Journalism is a public trust – the journalists trust the public to believe what they write and say, and the public trusts the journalists to report the unvarnished truth.
But trust, like journalism itself, is subjective. Some people trust Fox News, some trust National Public Radio, and still others consider A Current Affair to be Murrow-esque. Trust is about perception, not truth, and the only way to discern the best semblance of reality is to absorb as many truths as possible.
Consider Judith Miller, who is to jingoistic warmongering what Geraldo is to egocentric hyperbole. In other words, nobody does “the sky is falling” journalism better than Judy.
Miller did hard time because she refused to reveal her source in the Valerie Plame CIA scandal – because she trusted her source and his information (as of this writing, it is being reported that Miller’s source was Vice President Dick Cheney’s Chief of Staff, Lewis “Scooter” Libby – I assume if Scooter gets the ax he will be replaced by longtime friend and comic James “Fozzie Bear” Mitchell.)
Miller’s trust landed her in jail; our trust of Miller’s erroneous reporting contributed to the ill-fated rush to war in Iraq. Trust is nothing if not fickle.
Then there is the other kind of trust, not of the message so much as the messenger. Stephen Baker, who with Heather Green writes the must-read Blogspotting blog, said in a recent post about whether we can trust reporting from “bloggers” that citizens’ reporting is “additive.” He went on to say, “We hear news all the time from friends and colleagues about our towns, our schools, our bosses. We weigh the information based on the reliability of our sources. Some are utterly trustworthy, most quite a bit less. With bloggers, our circle of contacts grows exponentially, and we have to sort out what to believe.”

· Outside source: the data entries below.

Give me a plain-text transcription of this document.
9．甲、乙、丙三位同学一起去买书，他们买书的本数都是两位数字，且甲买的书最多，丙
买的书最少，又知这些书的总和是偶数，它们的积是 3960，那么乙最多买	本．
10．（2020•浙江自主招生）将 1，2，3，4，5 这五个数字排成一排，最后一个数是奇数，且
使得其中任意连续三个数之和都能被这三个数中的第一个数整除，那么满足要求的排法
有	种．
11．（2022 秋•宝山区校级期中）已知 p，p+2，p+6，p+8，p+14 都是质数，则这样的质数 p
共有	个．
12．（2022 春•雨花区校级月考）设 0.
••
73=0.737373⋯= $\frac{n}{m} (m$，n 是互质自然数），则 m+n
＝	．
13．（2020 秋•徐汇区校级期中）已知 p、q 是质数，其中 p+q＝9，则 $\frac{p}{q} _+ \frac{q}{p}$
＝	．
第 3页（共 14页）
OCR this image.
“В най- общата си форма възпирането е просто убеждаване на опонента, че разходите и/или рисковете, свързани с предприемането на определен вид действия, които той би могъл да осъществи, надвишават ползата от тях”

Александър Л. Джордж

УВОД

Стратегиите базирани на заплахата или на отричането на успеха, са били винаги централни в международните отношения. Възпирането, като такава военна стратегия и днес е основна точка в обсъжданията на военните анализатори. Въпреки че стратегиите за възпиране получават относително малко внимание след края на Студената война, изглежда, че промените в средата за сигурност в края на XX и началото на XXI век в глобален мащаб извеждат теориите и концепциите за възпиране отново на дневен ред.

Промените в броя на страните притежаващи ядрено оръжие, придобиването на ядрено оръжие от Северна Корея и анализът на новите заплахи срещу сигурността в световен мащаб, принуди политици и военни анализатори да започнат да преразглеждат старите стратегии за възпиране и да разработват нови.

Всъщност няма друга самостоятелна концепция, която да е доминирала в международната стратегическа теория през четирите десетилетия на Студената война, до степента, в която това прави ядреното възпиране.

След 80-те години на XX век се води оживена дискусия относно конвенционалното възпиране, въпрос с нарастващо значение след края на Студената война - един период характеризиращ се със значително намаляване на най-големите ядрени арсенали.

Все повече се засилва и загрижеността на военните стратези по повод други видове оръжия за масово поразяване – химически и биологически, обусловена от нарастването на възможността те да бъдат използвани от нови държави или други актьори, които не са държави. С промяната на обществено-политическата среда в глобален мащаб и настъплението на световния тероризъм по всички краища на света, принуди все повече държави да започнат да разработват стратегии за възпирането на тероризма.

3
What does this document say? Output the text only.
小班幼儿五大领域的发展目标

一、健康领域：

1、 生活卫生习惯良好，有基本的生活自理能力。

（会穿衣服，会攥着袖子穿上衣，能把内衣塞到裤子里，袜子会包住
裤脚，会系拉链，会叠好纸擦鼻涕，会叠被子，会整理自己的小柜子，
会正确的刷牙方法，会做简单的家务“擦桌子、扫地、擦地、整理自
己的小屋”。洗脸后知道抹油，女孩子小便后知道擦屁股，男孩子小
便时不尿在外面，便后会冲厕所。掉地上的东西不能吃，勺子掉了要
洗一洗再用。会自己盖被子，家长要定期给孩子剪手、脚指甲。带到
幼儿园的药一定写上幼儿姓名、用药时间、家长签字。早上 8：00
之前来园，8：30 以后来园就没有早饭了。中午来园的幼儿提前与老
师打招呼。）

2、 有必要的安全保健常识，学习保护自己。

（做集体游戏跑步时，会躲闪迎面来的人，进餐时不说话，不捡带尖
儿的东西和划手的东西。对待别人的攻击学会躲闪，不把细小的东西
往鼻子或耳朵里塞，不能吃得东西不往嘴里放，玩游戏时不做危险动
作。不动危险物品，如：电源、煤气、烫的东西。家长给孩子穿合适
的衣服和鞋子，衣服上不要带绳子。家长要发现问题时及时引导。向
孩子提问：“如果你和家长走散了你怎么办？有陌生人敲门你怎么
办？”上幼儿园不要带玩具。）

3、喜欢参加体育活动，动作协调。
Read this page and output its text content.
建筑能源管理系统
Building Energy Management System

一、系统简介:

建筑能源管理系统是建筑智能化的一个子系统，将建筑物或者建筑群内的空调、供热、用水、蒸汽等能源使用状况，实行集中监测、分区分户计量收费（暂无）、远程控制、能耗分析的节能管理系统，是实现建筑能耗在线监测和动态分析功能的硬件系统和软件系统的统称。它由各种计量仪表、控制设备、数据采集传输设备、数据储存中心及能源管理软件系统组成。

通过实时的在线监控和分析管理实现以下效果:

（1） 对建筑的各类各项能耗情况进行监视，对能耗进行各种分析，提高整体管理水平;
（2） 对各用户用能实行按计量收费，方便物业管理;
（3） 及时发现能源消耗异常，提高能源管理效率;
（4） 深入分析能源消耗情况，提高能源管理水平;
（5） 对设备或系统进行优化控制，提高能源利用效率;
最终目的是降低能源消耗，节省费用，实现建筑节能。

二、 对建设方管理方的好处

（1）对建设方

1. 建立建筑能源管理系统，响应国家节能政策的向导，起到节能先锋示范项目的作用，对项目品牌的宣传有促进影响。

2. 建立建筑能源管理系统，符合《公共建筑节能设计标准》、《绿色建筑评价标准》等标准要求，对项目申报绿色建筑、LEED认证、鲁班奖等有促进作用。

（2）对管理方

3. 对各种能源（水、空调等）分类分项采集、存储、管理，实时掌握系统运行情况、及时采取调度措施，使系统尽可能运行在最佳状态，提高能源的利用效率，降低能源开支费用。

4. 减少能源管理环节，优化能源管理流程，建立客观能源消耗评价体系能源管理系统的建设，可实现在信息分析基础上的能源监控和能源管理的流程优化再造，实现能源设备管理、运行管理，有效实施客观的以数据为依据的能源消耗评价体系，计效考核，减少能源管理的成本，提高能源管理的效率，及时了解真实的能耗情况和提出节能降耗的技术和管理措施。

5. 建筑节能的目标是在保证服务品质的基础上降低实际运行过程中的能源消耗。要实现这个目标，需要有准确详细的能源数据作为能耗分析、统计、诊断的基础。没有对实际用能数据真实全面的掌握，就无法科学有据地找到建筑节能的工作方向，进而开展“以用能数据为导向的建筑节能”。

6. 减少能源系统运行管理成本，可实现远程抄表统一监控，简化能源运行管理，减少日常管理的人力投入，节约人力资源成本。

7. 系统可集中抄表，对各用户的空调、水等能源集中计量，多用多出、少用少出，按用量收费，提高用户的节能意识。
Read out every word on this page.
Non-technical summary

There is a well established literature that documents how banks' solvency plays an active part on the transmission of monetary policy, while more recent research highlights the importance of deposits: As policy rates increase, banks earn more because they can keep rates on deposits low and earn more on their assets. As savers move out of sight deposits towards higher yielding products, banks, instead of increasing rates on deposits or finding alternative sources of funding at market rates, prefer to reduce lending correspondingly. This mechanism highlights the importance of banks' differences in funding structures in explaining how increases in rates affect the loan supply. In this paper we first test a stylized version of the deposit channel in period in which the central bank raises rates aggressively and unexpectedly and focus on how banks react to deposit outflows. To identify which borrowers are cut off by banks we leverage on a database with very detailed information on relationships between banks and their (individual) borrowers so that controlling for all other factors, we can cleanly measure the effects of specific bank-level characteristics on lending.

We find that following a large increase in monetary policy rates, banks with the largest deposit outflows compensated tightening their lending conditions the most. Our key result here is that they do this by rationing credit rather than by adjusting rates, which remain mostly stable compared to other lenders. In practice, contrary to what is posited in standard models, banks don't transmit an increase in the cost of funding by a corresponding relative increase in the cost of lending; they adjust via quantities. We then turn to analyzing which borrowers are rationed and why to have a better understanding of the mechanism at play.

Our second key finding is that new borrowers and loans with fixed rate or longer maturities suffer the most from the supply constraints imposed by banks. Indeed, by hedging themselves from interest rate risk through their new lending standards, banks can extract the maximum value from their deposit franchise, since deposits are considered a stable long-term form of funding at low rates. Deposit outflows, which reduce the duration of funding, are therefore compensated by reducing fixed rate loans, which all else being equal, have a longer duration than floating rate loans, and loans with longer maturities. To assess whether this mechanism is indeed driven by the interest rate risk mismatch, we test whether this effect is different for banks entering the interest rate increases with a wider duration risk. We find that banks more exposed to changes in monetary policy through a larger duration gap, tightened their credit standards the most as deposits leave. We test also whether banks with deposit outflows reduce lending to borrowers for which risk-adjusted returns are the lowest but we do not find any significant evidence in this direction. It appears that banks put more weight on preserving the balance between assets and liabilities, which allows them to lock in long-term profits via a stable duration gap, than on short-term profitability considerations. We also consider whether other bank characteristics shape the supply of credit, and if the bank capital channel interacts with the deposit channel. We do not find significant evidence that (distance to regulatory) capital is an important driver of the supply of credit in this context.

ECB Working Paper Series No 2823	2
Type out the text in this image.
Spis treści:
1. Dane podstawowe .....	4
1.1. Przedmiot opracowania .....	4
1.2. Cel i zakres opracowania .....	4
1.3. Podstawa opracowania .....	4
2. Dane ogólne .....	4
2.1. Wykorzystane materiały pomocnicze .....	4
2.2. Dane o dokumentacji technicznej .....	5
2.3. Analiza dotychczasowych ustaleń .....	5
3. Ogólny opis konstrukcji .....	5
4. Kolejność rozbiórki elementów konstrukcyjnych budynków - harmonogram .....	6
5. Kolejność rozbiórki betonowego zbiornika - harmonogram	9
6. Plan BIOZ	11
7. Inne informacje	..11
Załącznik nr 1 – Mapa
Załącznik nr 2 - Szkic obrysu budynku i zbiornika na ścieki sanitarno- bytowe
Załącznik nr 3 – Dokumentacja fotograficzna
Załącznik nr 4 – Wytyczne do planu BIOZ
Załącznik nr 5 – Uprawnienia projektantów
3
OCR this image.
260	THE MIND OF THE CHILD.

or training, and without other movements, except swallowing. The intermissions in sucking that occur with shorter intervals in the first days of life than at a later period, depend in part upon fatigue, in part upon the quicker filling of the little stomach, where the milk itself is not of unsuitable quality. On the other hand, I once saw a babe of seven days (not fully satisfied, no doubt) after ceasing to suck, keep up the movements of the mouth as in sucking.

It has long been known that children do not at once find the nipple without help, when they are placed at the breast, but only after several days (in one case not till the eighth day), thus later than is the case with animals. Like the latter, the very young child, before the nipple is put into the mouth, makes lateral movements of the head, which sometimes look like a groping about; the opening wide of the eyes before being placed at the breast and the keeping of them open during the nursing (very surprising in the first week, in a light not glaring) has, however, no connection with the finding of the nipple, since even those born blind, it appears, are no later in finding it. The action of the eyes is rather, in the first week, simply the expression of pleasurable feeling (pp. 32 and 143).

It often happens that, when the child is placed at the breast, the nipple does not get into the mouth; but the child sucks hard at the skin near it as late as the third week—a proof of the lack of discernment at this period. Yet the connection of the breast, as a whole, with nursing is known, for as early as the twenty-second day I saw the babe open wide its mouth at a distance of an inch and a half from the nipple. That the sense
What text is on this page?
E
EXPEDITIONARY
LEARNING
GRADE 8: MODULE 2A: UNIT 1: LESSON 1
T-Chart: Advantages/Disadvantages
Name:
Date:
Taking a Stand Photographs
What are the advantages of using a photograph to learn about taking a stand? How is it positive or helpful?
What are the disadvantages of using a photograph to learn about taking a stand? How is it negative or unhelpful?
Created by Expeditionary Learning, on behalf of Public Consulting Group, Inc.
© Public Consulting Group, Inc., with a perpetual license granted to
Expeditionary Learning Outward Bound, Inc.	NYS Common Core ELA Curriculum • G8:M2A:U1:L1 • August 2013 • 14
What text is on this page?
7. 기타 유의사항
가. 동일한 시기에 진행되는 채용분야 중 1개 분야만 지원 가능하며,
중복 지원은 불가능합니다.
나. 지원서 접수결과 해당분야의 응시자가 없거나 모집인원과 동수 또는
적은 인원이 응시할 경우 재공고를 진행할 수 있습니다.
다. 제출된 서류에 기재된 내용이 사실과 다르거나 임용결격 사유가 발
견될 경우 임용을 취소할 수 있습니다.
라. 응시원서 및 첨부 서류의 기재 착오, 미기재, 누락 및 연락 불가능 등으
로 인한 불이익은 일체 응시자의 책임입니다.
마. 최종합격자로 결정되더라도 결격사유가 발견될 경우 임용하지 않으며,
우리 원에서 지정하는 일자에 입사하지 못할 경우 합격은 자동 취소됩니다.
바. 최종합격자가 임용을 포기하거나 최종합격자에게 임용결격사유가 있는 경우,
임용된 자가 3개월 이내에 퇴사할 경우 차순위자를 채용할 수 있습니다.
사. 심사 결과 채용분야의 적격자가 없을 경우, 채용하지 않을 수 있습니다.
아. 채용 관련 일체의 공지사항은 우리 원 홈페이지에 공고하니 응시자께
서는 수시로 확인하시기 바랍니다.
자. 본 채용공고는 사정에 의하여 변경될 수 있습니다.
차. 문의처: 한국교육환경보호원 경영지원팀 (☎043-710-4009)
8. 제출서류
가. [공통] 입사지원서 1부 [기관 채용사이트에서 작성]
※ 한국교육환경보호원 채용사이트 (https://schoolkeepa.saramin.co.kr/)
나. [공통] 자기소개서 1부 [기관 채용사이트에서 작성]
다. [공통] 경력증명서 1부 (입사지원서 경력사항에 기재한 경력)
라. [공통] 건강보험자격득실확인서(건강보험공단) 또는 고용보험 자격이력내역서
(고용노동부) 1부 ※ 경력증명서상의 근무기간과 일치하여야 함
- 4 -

I agree on the last point, only I would add that the same goes for anyone who calls himself or herself a reporter, whether that person is a so-called “blogger” or Judith Miller of the New York Times. For every Jeff Gannon there is a Jayson Blair, for every Wonkette there is a Larry King.
And for every Ben Bradlee (former executive editor of the Washington Post) there is – or soon will be – a Bob Dunn, editor of the new citizen journalism publication Fort Bend Now (thanks to John Wagner of Wagner Communications for the information.)
FBN is much like other citizen journalism sites, with hyper-local stories covered by community contributors and lots of opportunity to interact with as well as read the news – a veritable commune for common minds. In his video manifesto, Dunn rails against corporate ownership of media and the lack of local news coverage. “There is one thing worse than media bias,” he said, “and that’s media absence.”
Dunn goes further by both acknowledging his enterprise’s shortcomings and promising to pursue accuracy, truth and trust.
“We know there’s more than one side to every story,” Dunn wrote on the home page. “Sometimes there are several. Please help make FortBendNow as accurate as possible.”
Dunn added that an editor will “quickly review” comments about accuracy and post them on the site. Dunn’s goal is to make corrections “in minutes, not in days.”
So who should you trust, a “blogger” journalist like Bob Dunn, or a “professional” reporter like Judith Miller? I say read them both – but in the end, all you can do is trust yourself.
One thought on “Who Can You Trust in the New World of News? Start With Yourself”
I appreciate your mentioning FortBendNow. Thanks very much.
Not to put too fine a point on it, but I wanted to note that I’m a professional journalist, too. I was a newspaper editor and reporter for 20 years, and then helped create and run news and information sites for Cox Interactive Media in Phoenix and Time Warner in Houston prior to starting my own database applications company a few years ago.
FortBendNow is definitely not a blog or group of blogs such as The Huffington Post or Dan Gilmor’s Bayosphere, but it does operate on a variation of the citizen journalist model. All stories are edited by people with journalism backgrounds, some are written by people with no journalism degree.
Although in its infancy and not yet fully staffed, FortBendNow already is a competitive news publication, and not meant to serve as supplemental reading. For instance, our story on the Travis County district attorney’s reasoning in returning back-to-back indictments against U.S. Rep. Tom DeLay (our local congressman) beat the Houston Chronicle and the Washington Post by half a day.
The attention to accuracy is in my mind mostly a matter of good intent and proper application of technology. Like a blog, readers may comment immediately upon reading a story. Comments are moderated, but as long as they aren’t libelous or too obscenity laden for our younger readers, they’ll quickly appear on the site.
In addition, we offer those quoted in news stories the ability to add their own critique of the story in space immediately adjacent to it. That critique, however, is also subject to reader (or reporter) comments.
The idea is to make corrections almost immediately and in space equal in prominance to the original story, and also to allow the public to advance that story.
Hey, sorry to be so long-winded. Again, thanks for the mention.